Kurt Busch Coded Results at Chicago

A code that uses just two symbols to represent information is considered a binary code. Different versions of binary code have been around for centuries and have been used in a variety of contexts. Braille uses raised and unraised bumps to convey information to the blind. Morse code uses long and short signals to transmit information. And binary code uses sets of 0s and 1s to represent letters.

Kurt Busch, driver of the No. 41 Haas Automation Chevrolet SS for Stewart-Haas Racing (SHR), has established a fairly coded system of results at Chicagoland Speedway in Joliet, Illinois, where this year’s 10-race Chase for the NASCAR Sprint Cup Championship playoffs begin Sunday. In 14 career Sprint Cup starts at the 1.5-mile oval, Busch has finished either sixth or eighth in half of those races.

A finish of sixth or eighth would be a good start to the Chase for Busch. While a win would guarantee his advancement from the Challenger Round to the Contender Round, consistent finishes in the first three races would guarantee the same. Under the previous Chase format, drivers looked at the postseason as a 10-race stretch. Now, it’s taken three races at a time.

A glance at the 2014 Chase confirms that consistency carried the same weight as a win. Ryan Newman was one of the final four drivers to make it to the Championship Round, and he did so despite going winless on the season. Denny Hamlin, another driver who made it to the Championship Round, won early in the season but went winless in the Chase. Consistent results were enough for both drivers to have them competing against Joey Logano, who won five races on the season and two in the Chase, and Busch’s SHR teammate Kevin Harvick, who also won five races on the season, including three in the Chase.
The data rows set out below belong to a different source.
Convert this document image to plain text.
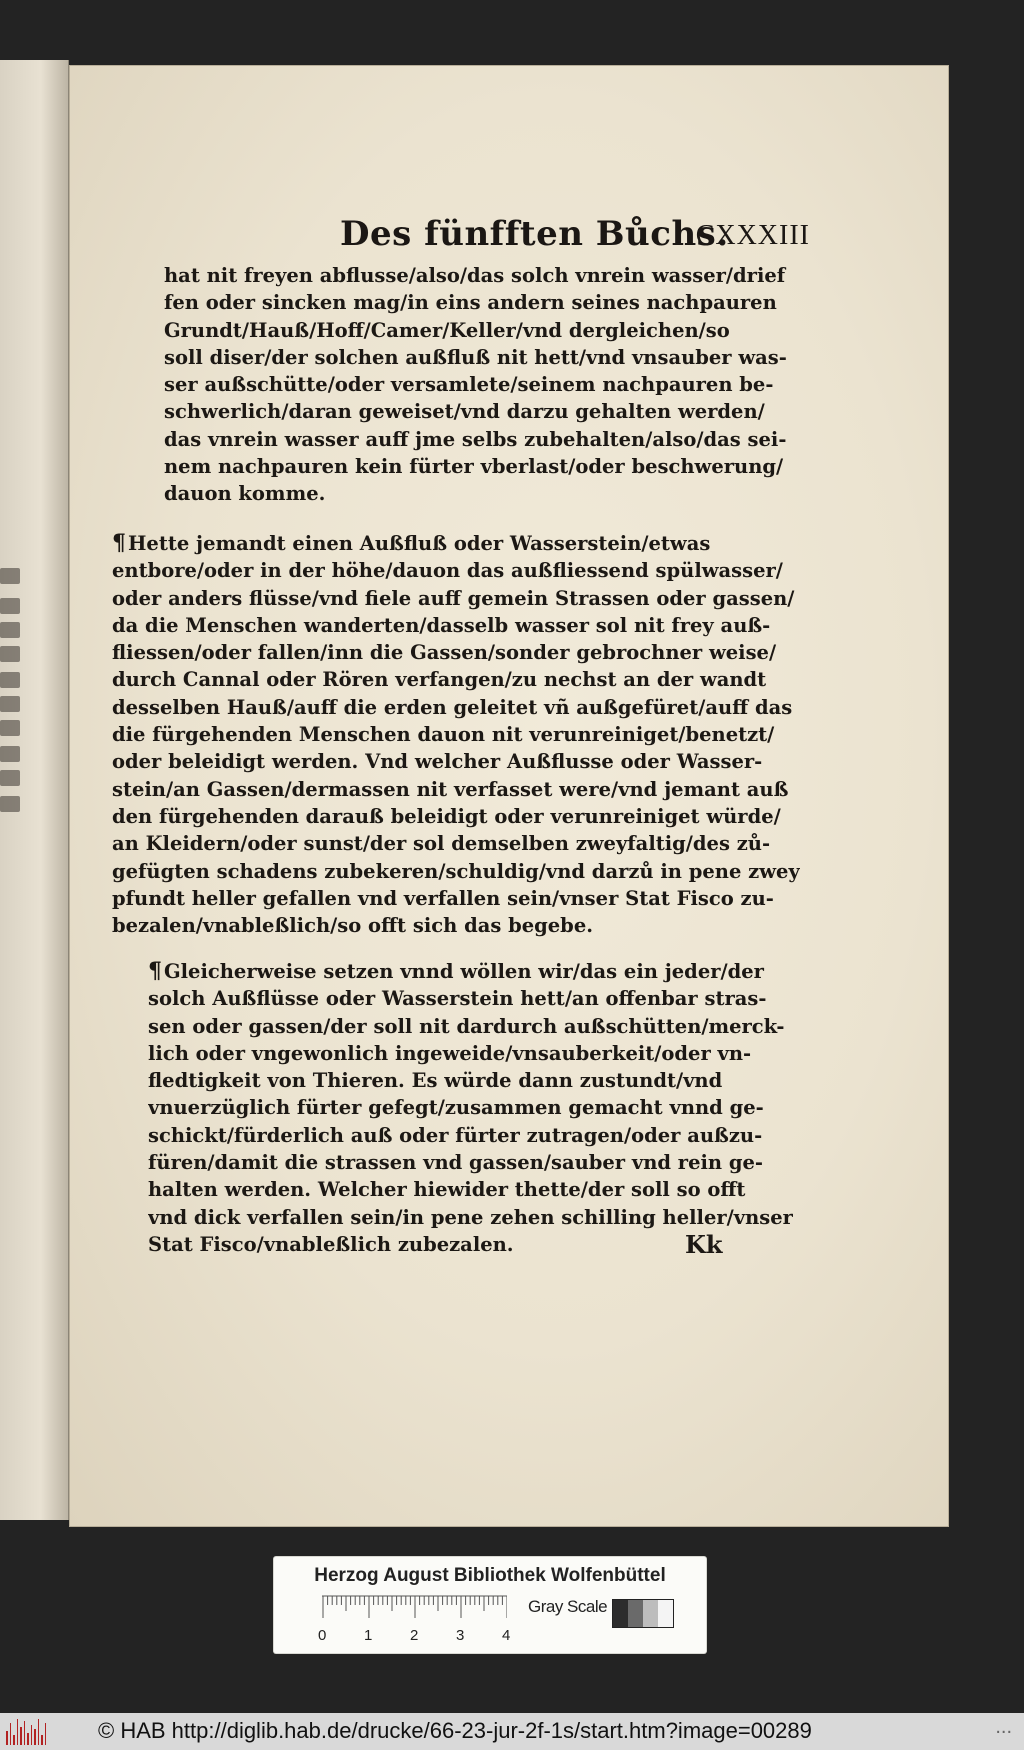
Des fünfften Bůchs.
CXXXIII
hat nit freyen abflusse/also/das solch vnrein wasser/drief
fen oder sincken mag/in eins andern seines nachpauren
Grundt/Hauß/Hoff/Camer/Keller/vnd dergleichen/so
soll diser/der solchen außfluß nit hett/vnd vnsauber was-
ser außschütte/oder versamlete/seinem nachpauren be-
schwerlich/daran geweiset/vnd darzu gehalten werden/
das vnrein wasser auff jme selbs zubehalten/also/das sei-
nem nachpauren kein fürter vberlast/oder beschwerung/
dauon komme.
¶ Hette jemandt einen Außfluß oder Wasserstein/etwas
entbore/oder in der höhe/dauon das außfliessend spülwasser/
oder anders flüsse/vnd fiele auff gemein Strassen oder gassen/
da die Menschen wanderten/dasselb wasser sol nit frey auß-
fliessen/oder fallen/inn die Gassen/sonder gebrochner weise/
durch Cannal oder Rören verfangen/zu nechst an der wandt
desselben Hauß/auff die erden geleitet vñ außgefüret/auff das
die fürgehenden Menschen dauon nit verunreiniget/benetzt/
oder beleidigt werden. Vnd welcher Außflusse oder Wasser-
stein/an Gassen/dermassen nit verfasset were/vnd jemant auß
den fürgehenden darauß beleidigt oder verunreiniget würde/
an Kleidern/oder sunst/der sol demselben zweyfaltig/des zů-
gefügten schadens zubekeren/schuldig/vnd darzů in pene zwey
pfundt heller gefallen vnd verfallen sein/vnser Stat Fisco zu-
bezalen/vnableßlich/so offt sich das begebe.
¶ Gleicherweise setzen vnnd wöllen wir/das ein jeder/der
solch Außflüsse oder Wasserstein hett/an offenbar stras-
sen oder gassen/der soll nit dardurch außschütten/merck-
lich oder vngewonlich ingeweide/vnsauberkeit/oder vn-
fledtigkeit von Thieren. Es würde dann zustundt/vnd
vnuerzüglich fürter gefegt/zusammen gemacht vnnd ge-
schickt/fürderlich auß oder fürter zutragen/oder außzu-
füren/damit die strassen vnd gassen/sauber vnd rein ge-
halten werden. Welcher hiewider thette/der soll so offt
vnd dick verfallen sein/in pene zehen schilling heller/vnser
Stat Fisco/vnableßlich zubezalen.	Kk
Herzog August Bibliothek Wolfenbüttel
0	1	2	3	4
Gray Scale
© HAB http://diglib.hab.de/drucke/66-23-jur-2f-1s/start.htm?image=00289	...
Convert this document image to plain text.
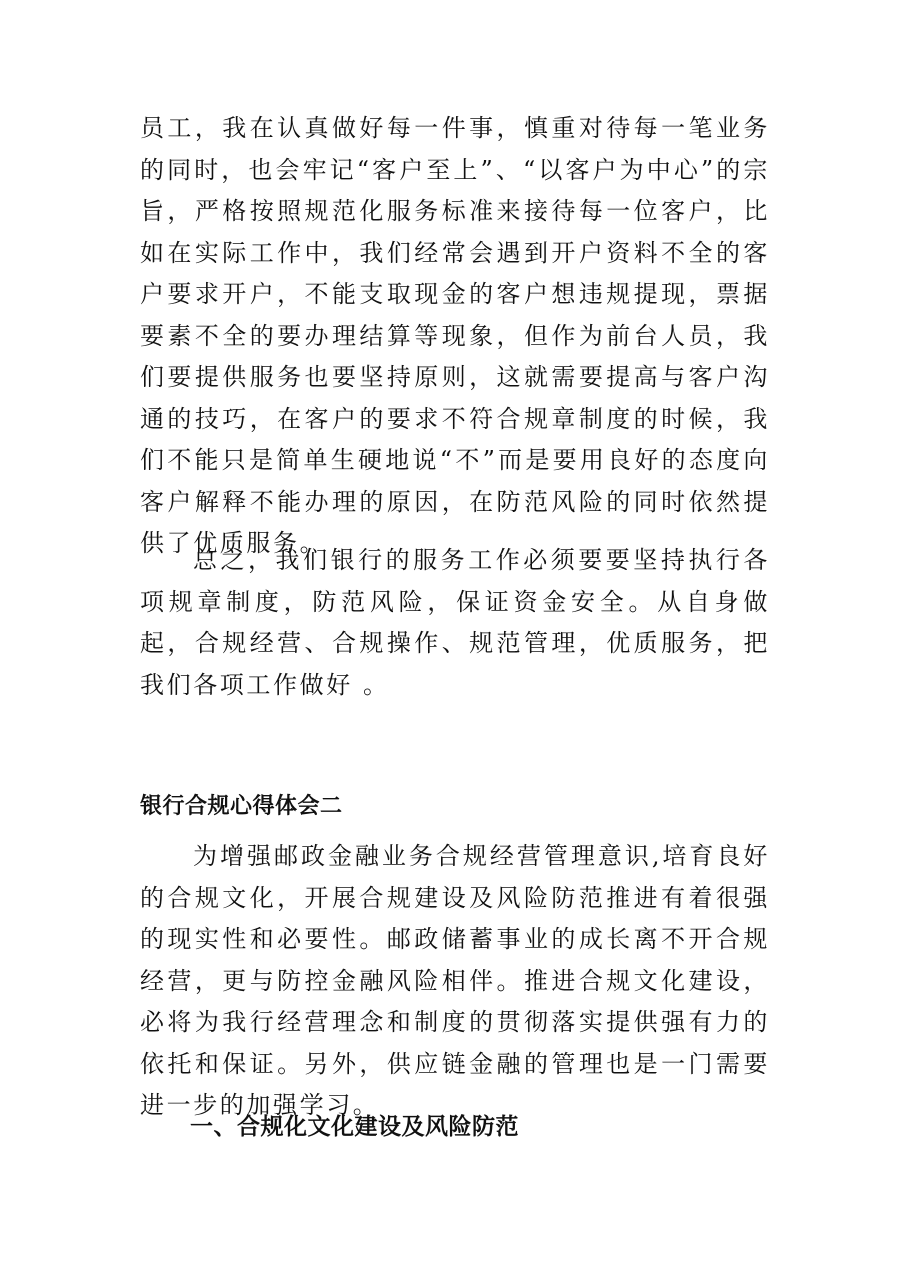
员工，我在认真做好每一件事，慎重对待每一笔业务的同时，也会牢记“客户至上”、“以客户为中心”的宗旨，严格按照规范化服务标准来接待每一位客户，比如在实际工作中，我们经常会遇到开户资料不全的客户要求开户，不能支取现金的客户想违规提现，票据要素不全的要办理结算等现象，但作为前台人员，我们要提供服务也要坚持原则，这就需要提高与客户沟通的技巧，在客户的要求不符合规章制度的时候，我们不能只是简单生硬地说“不”而是要用良好的态度向客户解释不能办理的原因，在防范风险的同时依然提供了优质服务。

总之，我们银行的服务工作必须要要坚持执行各项规章制度，防范风险，保证资金安全。从自身做起，合规经营、合规操作、规范管理，优质服务，把我们各项工作做好 。

银行合规心得体会二

为增强邮政金融业务合规经营管理意识,培育良好的合规文化，开展合规建设及风险防范推进有着很强的现实性和必要性。邮政储蓄事业的成长离不开合规经营，更与防控金融风险相伴。推进合规文化建设，必将为我行经营理念和制度的贯彻落实提供强有力的依托和保证。另外，供应链金融的管理也是一门需要进一步的加强学习。

一、合规化文化建设及风险防范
Consistently finishing sixth or eighth throughout the Chase could add up to championship numbers for Busch. After all, Harvick’s average finish in his 2014 championship-winning Chase races was 8.5. Being consistent and eliminating mistakes while putting pressure on others to do just that would certainly go a long way in Busch’s efforts to advance through each of the elimination rounds this season. Granted, with wins carrying a guaranteed transfer, Busch will set his goals higher than that.

Starting Sunday, Busch and his No. 41 team have 10 races to prove they are the best of the 16 drivers who comprise the 2015 Chase field. Consistency, top-five finishes and wins are what the Haas Automation team will need to contend for this year’s championship.  They’ll only look as far ahead as the next race. The driver and team know that knocking off the best possible finishes one race at a time will ultimately put them right where they want to be when the checkered flag flies at the final Chase race at Homestead-Miami Speedway in November.